Synecdoche, New York (2008)
“Synecdoche, New York”, is an amazing and challenging film by director Charlie Kaufman.
It is a film full of uncomfortable and courageous truths about human beings, which we constantly try to ignore through illusions and stimulating beliefs of transcendence.
The theater director Caden Cotard (Philip Seymour Hoffman), is a depressed man, whose life fades quickly. He suffers from numerous anxiety crisis, and finds himself increasingly distant from his wife, Adele (Catherine Keener). Caden hits bottom when Adele leaves him for a new life in Berlin, taking with her their four-year-old daughter, Olive (Sadie Goldstein).
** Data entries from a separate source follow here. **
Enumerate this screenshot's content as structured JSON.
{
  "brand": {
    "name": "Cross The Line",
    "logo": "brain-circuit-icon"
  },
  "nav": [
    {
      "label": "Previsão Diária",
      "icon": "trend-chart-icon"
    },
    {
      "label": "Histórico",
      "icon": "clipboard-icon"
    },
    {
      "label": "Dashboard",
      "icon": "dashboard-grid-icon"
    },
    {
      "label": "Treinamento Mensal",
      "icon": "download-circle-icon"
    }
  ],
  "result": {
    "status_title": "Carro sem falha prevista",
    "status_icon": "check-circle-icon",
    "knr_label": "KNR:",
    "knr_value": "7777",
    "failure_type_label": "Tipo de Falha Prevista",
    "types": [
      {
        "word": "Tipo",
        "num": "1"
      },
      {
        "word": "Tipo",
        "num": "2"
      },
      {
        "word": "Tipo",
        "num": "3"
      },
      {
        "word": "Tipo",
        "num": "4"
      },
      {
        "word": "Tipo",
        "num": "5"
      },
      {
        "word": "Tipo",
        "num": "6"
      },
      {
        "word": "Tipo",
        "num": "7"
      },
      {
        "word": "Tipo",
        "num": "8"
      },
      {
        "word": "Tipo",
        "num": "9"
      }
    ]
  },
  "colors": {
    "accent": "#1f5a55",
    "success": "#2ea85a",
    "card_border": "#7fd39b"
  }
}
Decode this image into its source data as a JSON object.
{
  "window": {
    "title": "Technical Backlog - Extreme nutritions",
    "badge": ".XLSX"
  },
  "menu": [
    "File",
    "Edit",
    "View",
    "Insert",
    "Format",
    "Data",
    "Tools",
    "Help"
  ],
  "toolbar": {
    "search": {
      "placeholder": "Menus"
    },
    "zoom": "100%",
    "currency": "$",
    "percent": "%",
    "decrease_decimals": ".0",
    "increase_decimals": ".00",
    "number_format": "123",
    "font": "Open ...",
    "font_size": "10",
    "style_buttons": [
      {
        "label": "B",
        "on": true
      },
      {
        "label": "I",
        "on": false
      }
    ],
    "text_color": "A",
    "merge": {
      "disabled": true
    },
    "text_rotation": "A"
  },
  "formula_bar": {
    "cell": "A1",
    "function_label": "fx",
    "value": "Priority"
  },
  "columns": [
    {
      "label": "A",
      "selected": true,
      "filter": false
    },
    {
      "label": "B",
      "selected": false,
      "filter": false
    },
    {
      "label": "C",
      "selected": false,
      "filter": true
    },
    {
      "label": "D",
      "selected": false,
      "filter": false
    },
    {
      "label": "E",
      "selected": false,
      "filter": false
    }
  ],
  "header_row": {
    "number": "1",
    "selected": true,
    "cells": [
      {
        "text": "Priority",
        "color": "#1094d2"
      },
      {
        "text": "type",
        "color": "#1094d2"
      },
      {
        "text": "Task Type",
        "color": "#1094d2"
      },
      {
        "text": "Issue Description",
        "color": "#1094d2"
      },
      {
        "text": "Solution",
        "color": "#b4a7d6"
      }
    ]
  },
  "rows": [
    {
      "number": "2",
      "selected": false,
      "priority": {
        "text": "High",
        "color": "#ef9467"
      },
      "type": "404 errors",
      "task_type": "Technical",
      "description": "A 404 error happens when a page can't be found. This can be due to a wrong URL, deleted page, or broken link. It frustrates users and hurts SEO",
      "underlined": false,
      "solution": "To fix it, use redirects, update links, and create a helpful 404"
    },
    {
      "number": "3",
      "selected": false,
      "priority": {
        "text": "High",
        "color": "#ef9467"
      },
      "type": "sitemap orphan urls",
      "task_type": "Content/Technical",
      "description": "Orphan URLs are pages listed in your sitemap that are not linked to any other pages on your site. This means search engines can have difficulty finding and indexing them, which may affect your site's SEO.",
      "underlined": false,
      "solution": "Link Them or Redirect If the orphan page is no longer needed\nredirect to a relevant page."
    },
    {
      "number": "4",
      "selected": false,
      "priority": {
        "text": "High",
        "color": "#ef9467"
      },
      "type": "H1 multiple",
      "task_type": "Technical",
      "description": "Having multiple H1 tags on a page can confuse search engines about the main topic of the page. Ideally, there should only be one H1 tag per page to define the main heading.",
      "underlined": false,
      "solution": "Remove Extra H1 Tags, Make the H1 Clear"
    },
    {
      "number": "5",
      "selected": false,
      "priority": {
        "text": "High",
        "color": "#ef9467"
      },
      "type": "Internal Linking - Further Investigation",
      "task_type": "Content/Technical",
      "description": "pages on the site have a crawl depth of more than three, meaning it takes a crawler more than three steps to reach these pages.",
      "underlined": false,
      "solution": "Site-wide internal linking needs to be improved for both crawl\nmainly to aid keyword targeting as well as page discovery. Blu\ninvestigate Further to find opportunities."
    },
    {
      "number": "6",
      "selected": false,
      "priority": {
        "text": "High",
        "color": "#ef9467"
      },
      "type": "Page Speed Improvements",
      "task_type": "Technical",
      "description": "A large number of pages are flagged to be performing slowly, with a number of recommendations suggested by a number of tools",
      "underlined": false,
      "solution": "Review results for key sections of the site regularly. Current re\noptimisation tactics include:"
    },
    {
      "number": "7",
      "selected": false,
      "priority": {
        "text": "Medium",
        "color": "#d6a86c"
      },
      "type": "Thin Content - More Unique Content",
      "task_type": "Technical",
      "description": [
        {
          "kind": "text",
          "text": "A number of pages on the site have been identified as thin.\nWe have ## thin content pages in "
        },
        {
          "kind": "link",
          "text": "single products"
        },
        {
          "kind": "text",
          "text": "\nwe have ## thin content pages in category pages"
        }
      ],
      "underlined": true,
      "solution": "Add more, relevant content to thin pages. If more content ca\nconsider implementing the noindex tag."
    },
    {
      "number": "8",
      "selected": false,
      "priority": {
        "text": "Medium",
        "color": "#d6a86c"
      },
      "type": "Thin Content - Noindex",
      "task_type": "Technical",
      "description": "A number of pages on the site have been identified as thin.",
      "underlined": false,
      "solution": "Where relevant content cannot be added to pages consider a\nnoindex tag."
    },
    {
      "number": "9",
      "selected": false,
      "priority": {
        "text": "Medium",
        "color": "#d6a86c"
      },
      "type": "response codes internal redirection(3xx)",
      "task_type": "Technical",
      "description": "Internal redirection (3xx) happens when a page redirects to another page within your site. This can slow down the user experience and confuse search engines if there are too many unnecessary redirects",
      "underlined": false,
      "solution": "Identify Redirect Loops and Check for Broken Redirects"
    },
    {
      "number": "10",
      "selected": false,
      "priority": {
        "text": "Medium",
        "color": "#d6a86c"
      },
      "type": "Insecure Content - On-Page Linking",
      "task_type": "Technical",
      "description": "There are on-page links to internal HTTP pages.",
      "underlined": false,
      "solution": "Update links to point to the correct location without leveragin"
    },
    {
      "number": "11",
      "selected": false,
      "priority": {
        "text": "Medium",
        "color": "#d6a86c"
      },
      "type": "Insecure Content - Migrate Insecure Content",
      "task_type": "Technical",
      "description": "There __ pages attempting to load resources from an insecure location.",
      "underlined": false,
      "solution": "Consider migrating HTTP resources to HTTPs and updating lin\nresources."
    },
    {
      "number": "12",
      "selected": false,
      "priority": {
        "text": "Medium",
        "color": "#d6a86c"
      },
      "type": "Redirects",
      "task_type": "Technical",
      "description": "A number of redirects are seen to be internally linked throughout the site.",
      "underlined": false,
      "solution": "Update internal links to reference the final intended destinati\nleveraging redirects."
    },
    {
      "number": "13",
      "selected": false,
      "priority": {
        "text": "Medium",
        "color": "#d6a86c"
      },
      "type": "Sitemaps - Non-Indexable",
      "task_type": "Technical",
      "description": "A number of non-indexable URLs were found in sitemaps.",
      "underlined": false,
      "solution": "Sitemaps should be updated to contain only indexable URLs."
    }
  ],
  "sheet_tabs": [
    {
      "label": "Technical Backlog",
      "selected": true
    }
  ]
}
Later, Caden intends to mount a monstrous and ambitious theatrical work that will make him immortal, but also increasingly detached from reality. The conclusions of life that the film extracts as Caden becomes detached are punctual and essential.
We are alone in the universe, life does not necessarily have any other meaning than what one contributes to, there isn’t a higher power that ensures that our passage through the world makes sense.
As depressing and nihilistic as those beliefs may sound, the film is an affirmation of life in its own way. As one of its great assertions tells: “You realize that you are not special, you have fought for existence and now you are silently escaping from it.”
The film has brilliant winks to the psychology of the legendary Carl Jung, extracting the essentials of his theory of the search for meaning in the waking-dream state.
We also have intriguing references to Cotard Syndrome (Walking Corpse Syndrome describing the delusion that one is already dead, does not exist, or is putrefying) and Capgras (delusion in which a person beliefs that a friend or other close person has been replaced by an identical clone), two extremely rare and interesting mental disorders.
And finally, the film also seems to have a very solid basis in “The Process” by Franz Kafka, and “In Search of Lost Time” by Marcel Proust, to unsettling masterpieces of modern literature.